As we are at finding leaking data, I thought putting something related would be more fun.
In this issue of command line gyan, we’ll see how we can find some text in files. Say we are looking for a pattern of text in multiple file. This can also be used in any such DLP to find the leaking data.
Windows
Here we go with a simple attempt and see how good it is
C:windows> find /c "disk" *.log
Output
This switch /c of find command here will search the current directory Driver (C:windows) for all the .log files where the string “disk” is mentioned. This will print number of occurrences of the substring too.
To further improvise it we’ll first redirect all the errors to null
C:windows> find /c "disk" *.log 2>null
Ok, haven’t achieved much yet. We are still getting a lot of with “0” occurrences. In a big directory this might not be very useful. So now we’ll remove all the lines showing 0 occurrences.
C:windows>find /c "disk" *.log 2>null | find /v ": 0"
This will now remove all the lines which are showing “: 0”
/v here negates the search string “: 0” & show only those lines which do not have string “: 0”
So far so good, but there are two ugly things in the result
The leading “—-” put buy find /c command & unnecessary blank lines courtesy to our second find /v of “: 0”.

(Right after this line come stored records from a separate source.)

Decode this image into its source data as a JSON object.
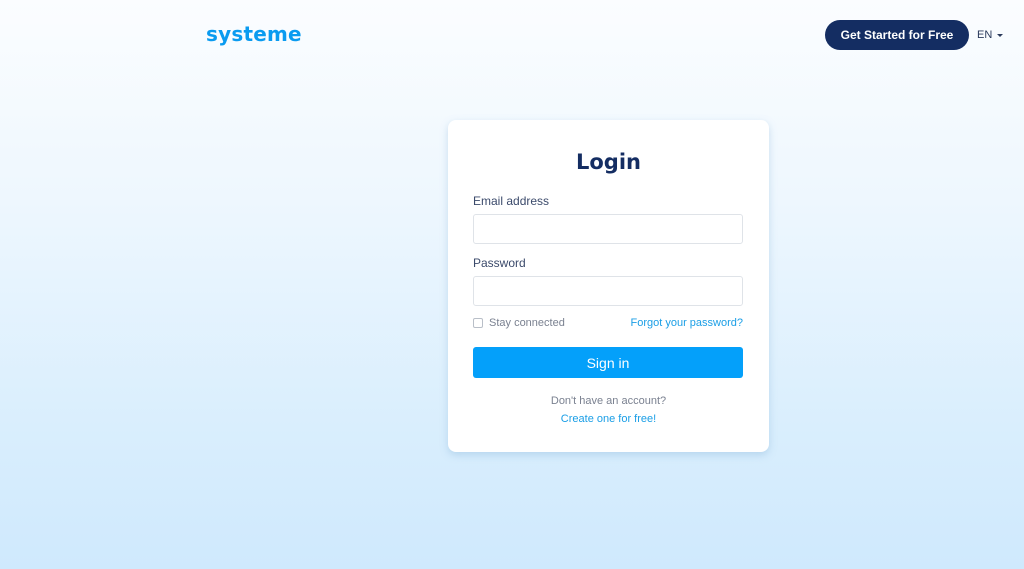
{
  "header": {
    "logo": "systeme",
    "cta_label": "Get Started for Free",
    "language": "EN"
  },
  "login": {
    "title": "Login",
    "email_label": "Email address",
    "email_value": "",
    "password_label": "Password",
    "password_value": "",
    "stay_connected_label": "Stay connected",
    "stay_connected_checked": false,
    "forgot_password_label": "Forgot your password?",
    "sign_in_label": "Sign in",
    "no_account_text": "Don't have an account?",
    "create_account_label": "Create one for free!"
  },
  "colors": {
    "brand": "#0a9bf0",
    "navy": "#142d62",
    "primary_button": "#04a0fa",
    "link": "#1a9ee6"
  }
}
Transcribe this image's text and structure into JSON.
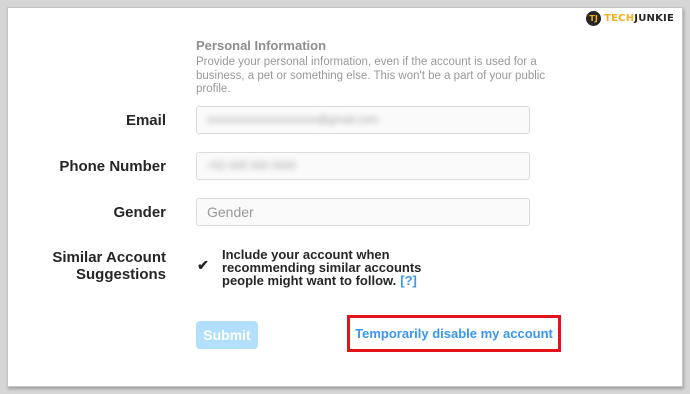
{
  "watermark": {
    "logo_letter": "TJ",
    "brand_tech": "TECH",
    "brand_junkie": "JUNKIE"
  },
  "section": {
    "title": "Personal Information",
    "description": "Provide your personal information, even if the account is used for a business, a pet or something else. This won't be a part of your public profile."
  },
  "fields": {
    "email_label": "Email",
    "email_value": "xxxxxxxxxxxxxxxxxxxx@gmail.com",
    "phone_label": "Phone Number",
    "phone_value": "+62 000 000 0000",
    "gender_label": "Gender",
    "gender_placeholder": "Gender"
  },
  "similar": {
    "label": "Similar Account Suggestions",
    "checked": true,
    "check_text": "Include your account when recommending similar accounts people might want to follow.",
    "help_link": "[?]"
  },
  "actions": {
    "submit_label": "Submit",
    "disable_label": "Temporarily disable my account"
  },
  "colors": {
    "link": "#3897f0",
    "highlight": "#e3121b",
    "submit_disabled": "#b2dffc"
  }
}
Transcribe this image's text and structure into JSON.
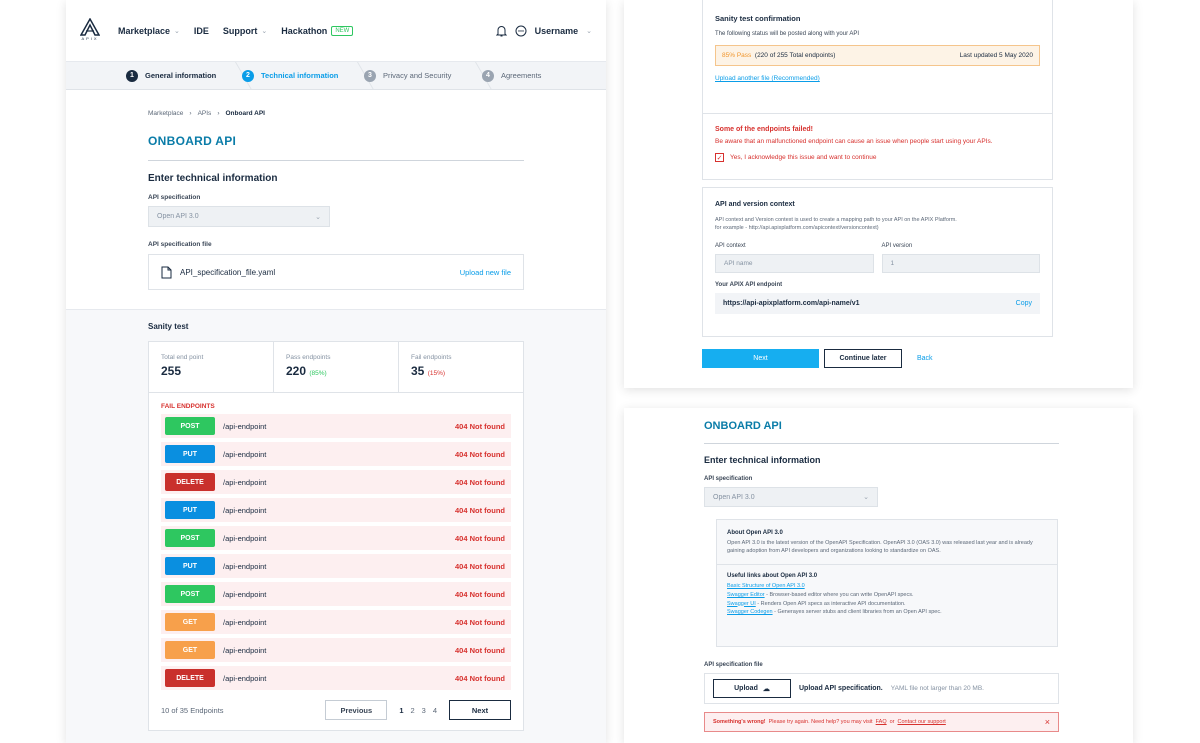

To solve this we’ll have to rely on our good old FOR loop.
C:WINDOWS>for /f "delims=-" %i in ('"find /c "disk" *.log 2>nul | find /v ": 0" "') do @echo %i
I think it’s pretty simple from the command that we have removed all unwanted delimiters like “-” & CRFLs. You might wonder how we removed the CRLF (blank lines), basically we didn’t parsed lined that didn’t had “-” in them
So what say now, happy with the output now you can use this output in any report as such.
Linux
The same can be done in Linux in following way.
If we have to find it in a single file then command below will do the trick.
$ grep robot /var/log/httpd/access/access.log| wc -l
But our objective is to scan a complete directory and search for the string.
So let’s created a loop that does the main part of the work, and then piped the output into awk for better reporting.
$ for f in *; do echo -n "$f "; grep disk $f | wc -l; done | awk '{t = t + $2; print $2 "t" $1} END {print t "tTOTAL"}'
Yeah that becomes a big command to remember but the idea is to make it a habit 😉
For loop here will execute the same command string in all the files and awk will do result capture and printing.